In Arida, Urias describes the work as a “poetic journey” through Chihuahua – “from the land’s traditions to its cultural heritage.” He hopes the collection sheds light on the “beauty, resilience, and diversity” of Mexico’s northern landscape.

“I wanted to do my own vision of my hometown and of north Mexico,” Urias said. “I think it has a global language because the south of Texas and the north of Mexico are the same. For me, the flora and fauna, the animals, and the culture are very important.”

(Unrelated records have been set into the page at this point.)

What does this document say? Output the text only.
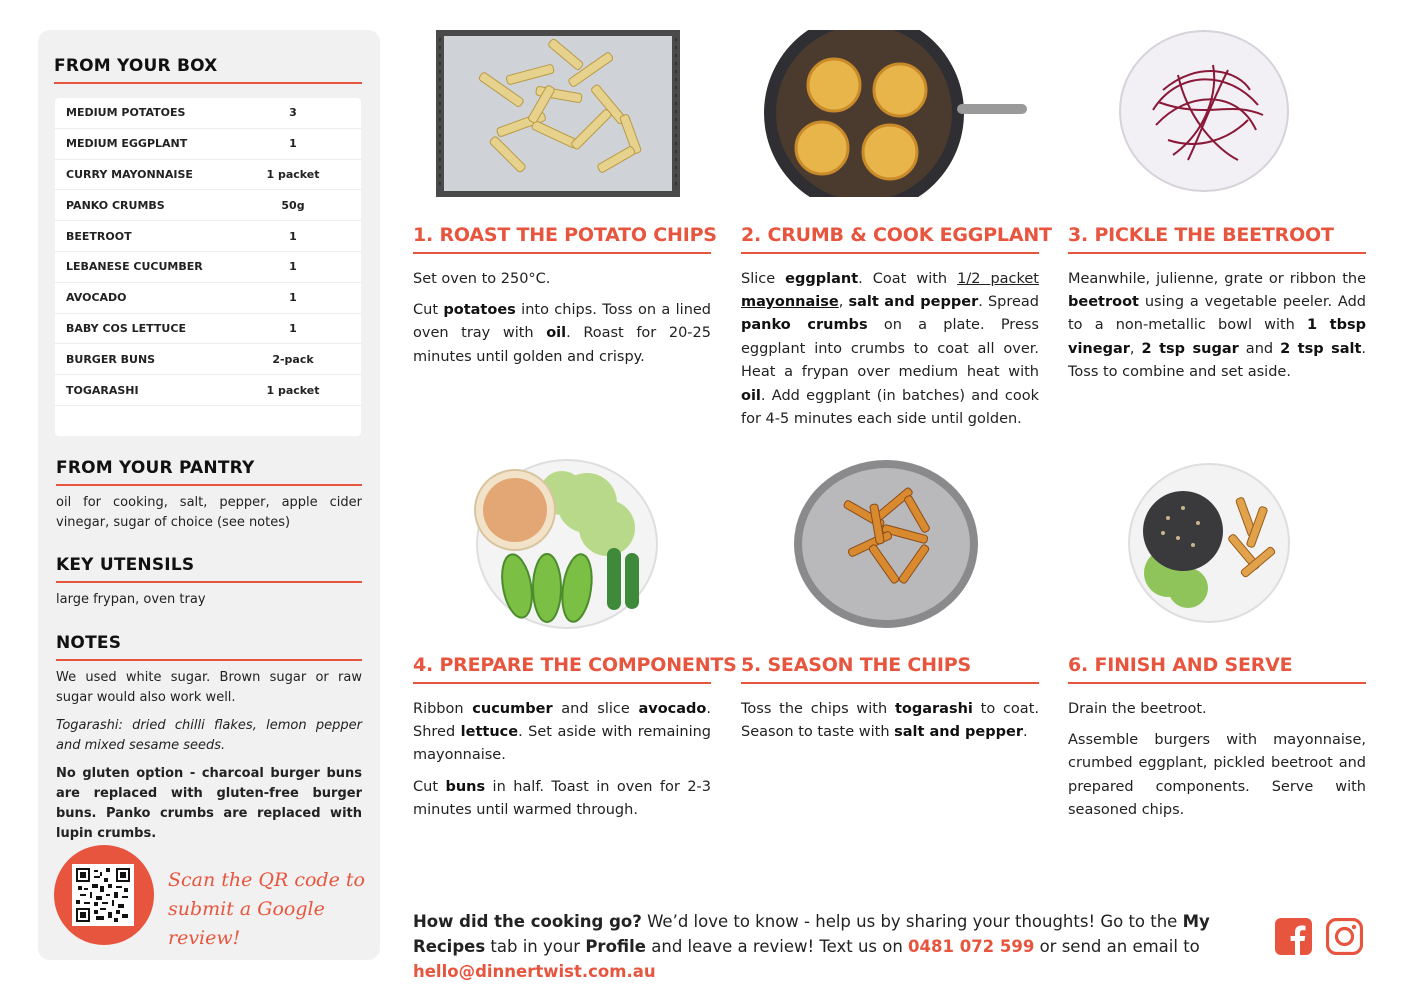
FROM YOUR BOX
MEDIUM POTATOES	3
MEDIUM EGGPLANT	1
CURRY MAYONNAISE	1 packet
PANKO CRUMBS	50g
BEETROOT	1
LEBANESE CUCUMBER	1
AVOCADO	1
BABY COS LETTUCE	1
BURGER BUNS	2-pack
TOGARASHI	1 packet
FROM YOUR PANTRY

oil for cooking, salt, pepper, apple cider vinegar, sugar of choice (see notes)

KEY UTENSILS

large frypan, oven tray

NOTES

We used white sugar. Brown sugar or raw sugar would also work well.

Togarashi: dried chilli flakes, lemon pepper and mixed sesame seeds.

No gluten option - charcoal burger buns are replaced with gluten-free burger buns. Panko crumbs are replaced with lupin crumbs.

Scan the QR code to
submit a Google review!
1. ROAST THE POTATO CHIPS

Set oven to 250°C.

Cut potatoes into chips. Toss on a lined oven tray with oil. Roast for 20-25 minutes until golden and crispy.

2. CRUMB & COOK EGGPLANT

Slice eggplant. Coat with 1/2 packet mayonnaise, salt and pepper. Spread panko crumbs on a plate. Press eggplant into crumbs to coat all over. Heat a frypan over medium heat with oil. Add eggplant (in batches) and cook for 4-5 minutes each side until golden.

3. PICKLE THE BEETROOT

Meanwhile, julienne, grate or ribbon the beetroot using a vegetable peeler. Add to a non-metallic bowl with 1 tbsp vinegar, 2 tsp sugar and 2 tsp salt. Toss to combine and set aside.

4. PREPARE THE COMPONENTS

Ribbon cucumber and slice avocado. Shred lettuce. Set aside with remaining mayonnaise.

Cut buns in half. Toast in oven for 2-3 minutes until warmed through.

5. SEASON THE CHIPS

Toss the chips with togarashi to coat. Season to taste with salt and pepper.

6. FINISH AND SERVE

Drain the beetroot.

Assemble burgers with mayonnaise, crumbed eggplant, pickled beetroot and prepared components. Serve with seasoned chips.

How did the cooking go? We’d love to know - help us by sharing your thoughts! Go to the My Recipes tab in your Profile and leave a review! Text us on 0481 072 599 or send an email to hello@dinnertwist.com.au
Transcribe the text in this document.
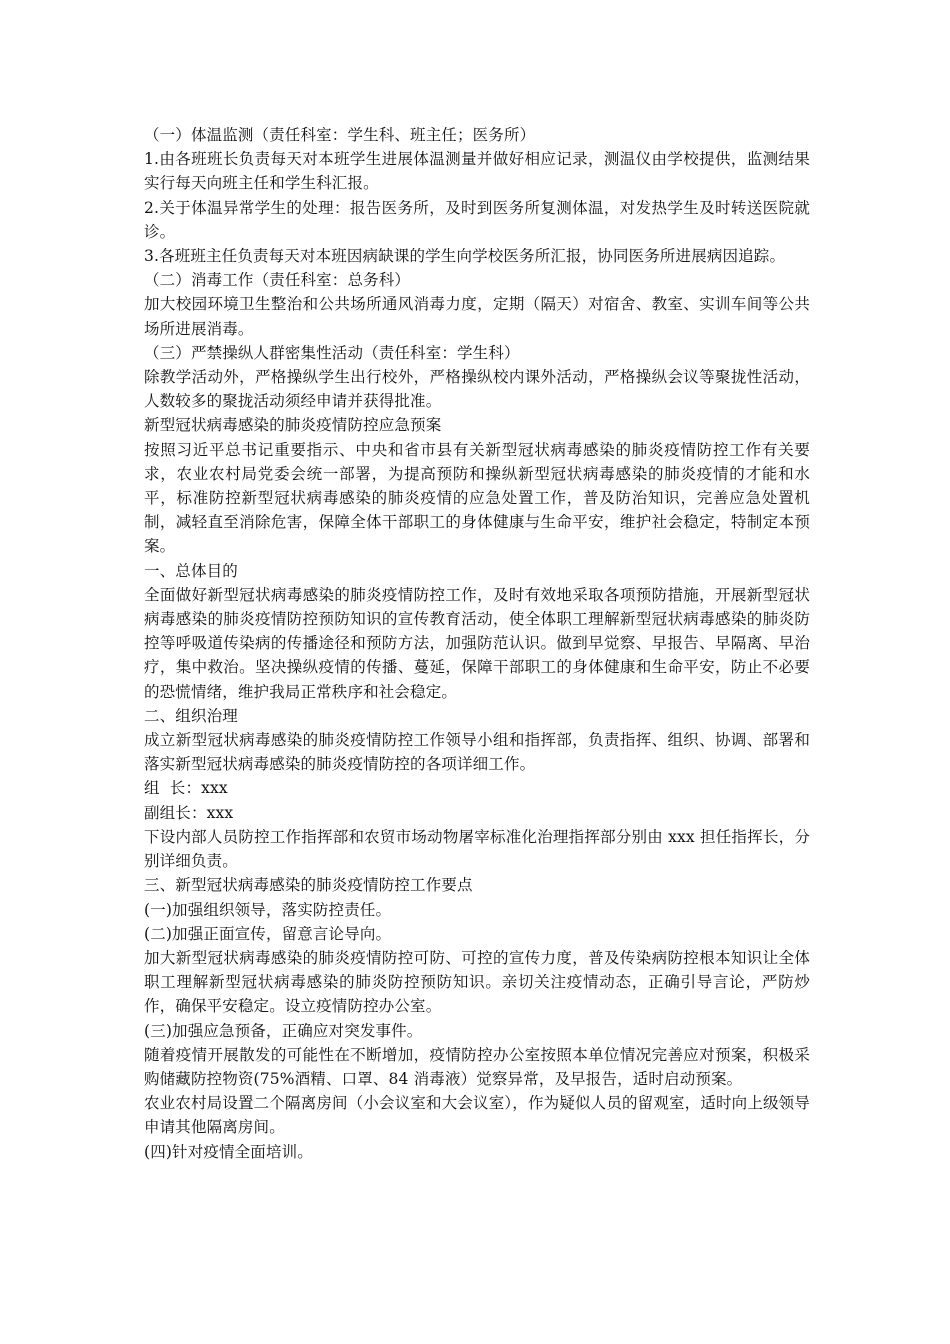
（一）体温监测（责任科室：学生科、班主任；医务所）
1.由各班班长负责每天对本班学生进展体温测量并做好相应记录，测温仪由学校提供，监测结果实行每天向班主任和学生科汇报。
2.关于体温异常学生的处理：报告医务所，及时到医务所复测体温，对发热学生及时转送医院就诊。
3.各班班主任负责每天对本班因病缺课的学生向学校医务所汇报，协同医务所进展病因追踪。
（二）消毒工作（责任科室：总务科）
加大校园环境卫生整治和公共场所通风消毒力度，定期（隔天）对宿舍、教室、实训车间等公共场所进展消毒。
（三）严禁操纵人群密集性活动（责任科室：学生科）
除教学活动外，严格操纵学生出行校外，严格操纵校内课外活动，严格操纵会议等聚拢性活动，人数较多的聚拢活动须经申请并获得批准。
新型冠状病毒感染的肺炎疫情防控应急预案
按照习近平总书记重要指示、中央和省市县有关新型冠状病毒感染的肺炎疫情防控工作有关要求，农业农村局党委会统一部署，为提高预防和操纵新型冠状病毒感染的肺炎疫情的才能和水平，标准防控新型冠状病毒感染的肺炎疫情的应急处置工作，普及防治知识，完善应急处置机制，减轻直至消除危害，保障全体干部职工的身体健康与生命平安，维护社会稳定，特制定本预案。
一、总体目的
全面做好新型冠状病毒感染的肺炎疫情防控工作，及时有效地采取各项预防措施，开展新型冠状病毒感染的肺炎疫情防控预防知识的宣传教育活动，使全体职工理解新型冠状病毒感染的肺炎防控等呼吸道传染病的传播途径和预防方法，加强防范认识。做到早觉察、早报告、早隔离、早治疗，集中救治。坚决操纵疫情的传播、蔓延，保障干部职工的身体健康和生命平安，防止不必要的恐慌情绪，维护我局正常秩序和社会稳定。
二、组织治理
成立新型冠状病毒感染的肺炎疫情防控工作领导小组和指挥部，负责指挥、组织、协调、部署和落实新型冠状病毒感染的肺炎疫情防控的各项详细工作。
组  长：xxx
副组长：xxx
下设内部人员防控工作指挥部和农贸市场动物屠宰标准化治理指挥部分别由 xxx 担任指挥长，分别详细负责。
三、新型冠状病毒感染的肺炎疫情防控工作要点
(一)加强组织领导，落实防控责任。
(二)加强正面宣传，留意言论导向。
加大新型冠状病毒感染的肺炎疫情防控可防、可控的宣传力度，普及传染病防控根本知识让全体职工理解新型冠状病毒感染的肺炎防控预防知识。亲切关注疫情动态，正确引导言论，严防炒作，确保平安稳定。设立疫情防控办公室。
(三)加强应急预备，正确应对突发事件。
随着疫情开展散发的可能性在不断增加，疫情防控办公室按照本单位情况完善应对预案，积极采购储藏防控物资(75%酒精、口罩、84 消毒液）觉察异常，及早报告，适时启动预案。
农业农村局设置二个隔离房间（小会议室和大会议室），作为疑似人员的留观室，适时向上级领导申请其他隔离房间。
(四)针对疫情全面培训。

Next, Urias considers Mística Monumental an “ethereal body of work” that will guide viewers to “drop the mask, break the ego, and fill the soul” and celebrate what it means to exist in the world. He credits therapy with helping him tap into some of these more complex mindsets.

“I feel very inspired by emotions,” Urias said. “I see the problems we have when we are children and the masks we have in our adult lives. I think all people live with masks. We do what we are expected to do sometimes instead of what we want to do.”

Urias, who also creates commercial work for global brands like Apple, Nike, Google, and Adidas, said he has always been inspired by French artist and cartoonist Jean Giraud, best known by his pseudonym Mœbius. No matter what influences one sees in Urias’ work, he wants viewers to recognize how connected we are to one another—no matter where in the world we are from.

“We are all on the same path,” he said. “Those are the conversations I want people to have. It’s why I do what I do.”

This is the last week you can see Infinite Human at Industry One in Portland. The exhibition will be on display until May 29, 2024. Urias will be on hand during the final week to give guests an immersive experience through his exhibition.